The principal contribution of evaluations of the kind described here is that they enrich our understanding of the issues at hand. Second, by analysing a range of factors common to many contexts, such research identifies lessons and principles that may be generalised to other settings where equivalent changes are under consideration. Third, it illustrates vividly how complex the implications of a significant change to organisation and provision of care might be, and how variably such a change might be perceived by different stakeholder groups; by extension, evaluations such as the one presented by Maben et al3 demand that planners consider potential change from multiple perspectives.

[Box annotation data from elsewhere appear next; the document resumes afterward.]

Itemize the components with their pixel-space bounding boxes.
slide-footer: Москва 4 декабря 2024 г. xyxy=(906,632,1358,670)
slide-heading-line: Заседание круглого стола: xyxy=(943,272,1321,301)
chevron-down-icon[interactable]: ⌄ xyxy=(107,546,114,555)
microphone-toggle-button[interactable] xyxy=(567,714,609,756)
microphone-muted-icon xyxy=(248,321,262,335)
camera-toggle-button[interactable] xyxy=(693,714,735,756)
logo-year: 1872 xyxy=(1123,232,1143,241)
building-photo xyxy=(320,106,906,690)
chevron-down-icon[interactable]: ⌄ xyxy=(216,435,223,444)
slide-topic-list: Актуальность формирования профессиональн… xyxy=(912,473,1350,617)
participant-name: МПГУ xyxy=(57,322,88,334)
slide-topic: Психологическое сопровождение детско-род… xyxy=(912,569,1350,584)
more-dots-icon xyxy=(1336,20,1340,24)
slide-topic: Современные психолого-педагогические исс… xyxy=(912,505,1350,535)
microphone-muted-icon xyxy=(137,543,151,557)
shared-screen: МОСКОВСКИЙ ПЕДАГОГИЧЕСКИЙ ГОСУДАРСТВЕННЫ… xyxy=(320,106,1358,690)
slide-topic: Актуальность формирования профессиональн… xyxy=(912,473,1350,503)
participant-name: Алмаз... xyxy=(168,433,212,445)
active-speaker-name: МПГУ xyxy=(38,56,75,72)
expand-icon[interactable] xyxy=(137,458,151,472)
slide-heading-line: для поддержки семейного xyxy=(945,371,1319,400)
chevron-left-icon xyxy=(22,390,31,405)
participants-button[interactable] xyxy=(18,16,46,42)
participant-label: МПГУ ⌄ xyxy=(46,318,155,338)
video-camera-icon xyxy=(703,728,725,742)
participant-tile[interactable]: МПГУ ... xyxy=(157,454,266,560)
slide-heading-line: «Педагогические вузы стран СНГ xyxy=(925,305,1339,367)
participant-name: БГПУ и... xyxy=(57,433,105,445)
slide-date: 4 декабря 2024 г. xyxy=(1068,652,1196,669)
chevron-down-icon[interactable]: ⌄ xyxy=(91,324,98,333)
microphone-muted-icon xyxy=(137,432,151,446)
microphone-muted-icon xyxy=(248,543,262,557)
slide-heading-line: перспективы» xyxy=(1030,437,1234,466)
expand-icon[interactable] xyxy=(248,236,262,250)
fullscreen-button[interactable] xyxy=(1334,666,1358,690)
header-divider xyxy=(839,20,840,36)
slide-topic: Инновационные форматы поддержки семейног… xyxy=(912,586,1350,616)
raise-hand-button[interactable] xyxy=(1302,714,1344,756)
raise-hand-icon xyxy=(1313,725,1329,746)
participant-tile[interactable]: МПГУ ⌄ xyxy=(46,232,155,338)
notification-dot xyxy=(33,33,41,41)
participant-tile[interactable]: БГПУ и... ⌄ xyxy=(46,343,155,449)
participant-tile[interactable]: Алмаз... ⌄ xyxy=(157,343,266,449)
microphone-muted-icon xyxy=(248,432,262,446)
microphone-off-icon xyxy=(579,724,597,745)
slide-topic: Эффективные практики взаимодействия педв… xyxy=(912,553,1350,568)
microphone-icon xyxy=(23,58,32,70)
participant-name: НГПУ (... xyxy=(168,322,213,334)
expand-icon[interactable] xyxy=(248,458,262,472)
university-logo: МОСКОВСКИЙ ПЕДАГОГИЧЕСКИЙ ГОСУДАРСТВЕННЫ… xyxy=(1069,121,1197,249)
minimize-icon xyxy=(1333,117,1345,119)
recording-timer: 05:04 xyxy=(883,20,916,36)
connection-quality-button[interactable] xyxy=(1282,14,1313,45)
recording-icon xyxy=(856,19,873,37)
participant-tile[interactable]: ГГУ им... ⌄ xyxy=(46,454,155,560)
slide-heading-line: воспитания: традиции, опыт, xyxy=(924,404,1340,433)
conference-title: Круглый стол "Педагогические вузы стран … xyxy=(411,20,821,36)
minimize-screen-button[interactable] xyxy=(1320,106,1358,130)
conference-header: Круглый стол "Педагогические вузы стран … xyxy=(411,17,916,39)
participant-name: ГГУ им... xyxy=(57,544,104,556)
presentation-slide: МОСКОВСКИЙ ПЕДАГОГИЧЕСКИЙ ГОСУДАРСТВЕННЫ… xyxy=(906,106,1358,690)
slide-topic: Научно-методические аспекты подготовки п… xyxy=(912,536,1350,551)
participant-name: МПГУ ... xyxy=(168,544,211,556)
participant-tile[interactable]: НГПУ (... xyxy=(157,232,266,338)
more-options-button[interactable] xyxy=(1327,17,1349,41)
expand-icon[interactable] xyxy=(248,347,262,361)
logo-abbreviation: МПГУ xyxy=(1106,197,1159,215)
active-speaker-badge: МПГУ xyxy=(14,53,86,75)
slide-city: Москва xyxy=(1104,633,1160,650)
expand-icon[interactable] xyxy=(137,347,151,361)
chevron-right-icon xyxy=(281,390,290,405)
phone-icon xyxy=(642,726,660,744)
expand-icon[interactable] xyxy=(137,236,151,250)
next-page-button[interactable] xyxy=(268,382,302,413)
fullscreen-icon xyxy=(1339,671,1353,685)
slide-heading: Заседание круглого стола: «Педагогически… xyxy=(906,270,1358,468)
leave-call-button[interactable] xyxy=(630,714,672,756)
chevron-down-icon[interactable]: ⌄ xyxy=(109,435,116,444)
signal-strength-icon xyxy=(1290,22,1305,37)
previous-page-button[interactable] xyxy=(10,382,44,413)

In recognising the value of evaluation, consideration should be given to the intensity of evaluation that is appropriate, depending on the need and purpose.7 Large-scale, costly interventions require evaluation of a correspondingly substantial character, using, like Maben et al, a range of methods over an extended time period, in order to develop learning that might be of value more widely.8 Many smaller-scale service changes may not necessarily require such a ‘high-effort’ evaluation, but all service changes are likely to benefit from some evaluation, such as local audit; indeed, to insist on only high-effort evaluation may be seen as an example of the best being the enemy of the good. There are persuasive arguments in favour of ‘good enough’ evaluation, where change leaders evaluate their intervention in terms of selected key outcomes, potentially in collaboration with researchers to articulate the purpose of change and to identify meaningful measures.7
Further, regardless of the scale of evaluation proposed, planners should be clear about why they wish to carry out a given change, what it will achieve and how its objectives will be met.9 This clarity, which evaluators can help the planners to achieve, will support evaluation in terms of generating meaningful impact ‘measures' (both qualitative and quantitative), whichever approach is adopted. However, it is also likely to support development and implementation of the change itself, from making a compelling case to stakeholders, in setting objectives and managing progress against them, and in knowing whether or not the change has delivered the expected impact. Given these potential benefits, perhaps it is the embedding of evaluation in change that truly represents common sense.
Competing interests None declared.
Provenance and peer review Commissioned; internally peer reviewed.